I am really enjoying this foray into mustachianism.  We've got a baby girl on the way (other kids are boys) and I have bought nothing for her (But I am making her a girly quilt).  I see people who go all out on baby accessories and nursery decor and I just wonder how they can do it -- how do they justify devoting a space & decorating a space for a small human who can't even appreciate it?  And then what do you do with all the monogrammed shit when it's outgrown? 
I have so many friends who are always getting their hair done (& colored), nails done, spa days, girls night out/girls weekends away etc., and while I'm sure I'd enjoy a bit of pampering, I cannot in good conscience spend $45 for someone to paint my toenails.  These gals post pictures on FB and gush about what a great time they had doing xyz, hanging out with the girls, being pampered; all I see are dollar signs.  I don't do girls night out (turned down a few invitations, now I never get invited), because 1. I'd rather be with my family at night 2. I'm not good at nurturing girl-y relationships, I think too much like a man - I've been told  3. I just cannot bring myself to spend lavishly on myself for temporary joy/pleasure, knowing that same money could be invested for early retirement and net worth goals.
Sometimes, even though I ridicule these people (just to my husband), I wonder if I wouldn't enjoy these activities... if I could just get past the spending money on it.  Now, I've dropped some good money on things that I value- I'm not a total cheapskate - I have a pro-quality sewing machine, we have pro-quality camera & lenses, we have really good kitchen stuff; but I've never in my life paid someone to paint my fingernails or color my hair.  (Note that the things we DO spend money on were simply because that's where are our interests lie -- not because anyone we know has these things.)
So, I don't know. I don't think I'm jealous, but I often wonder if we're the only ones who aren't making the big bucks, because why else would you go get bi-weekly manicures and monthly colors/cuts & massages, if you weren't killing it on the income?

Are we related?  All of this, minus the baby and plus the hair coloring.  I got a massage once with a Groupon, and it was nice, but I couldn't imagine paying full price for it, and felt like scheduling and then going to the appointment was a big hassle and waste of time.  I probably wouldn't bother with the hair color if I wasn't already getting it cut at the same time (into a short hairstyle that minimizes daily maintenance).

Ladies!
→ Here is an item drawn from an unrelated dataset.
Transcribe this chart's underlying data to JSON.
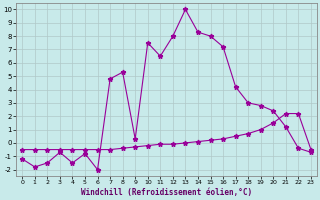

I wish we lived near one another and could have a frugal-girls night because I could not agree more! My DH cuts my hair and I do all my "grooming" at home. Cannot understand the money I see my female co-workers & friends shelling out on hair, make-up, clothes, spa-stuff (facials?!?) and non-critical baby stuff. Love the "monogrammed" comment--was just lamenting with my frugal mom that we cannot understand monogrammed onesies. What is up with that?!

And in my observation, most of this is lifestyle inflation, not a need or incredible income.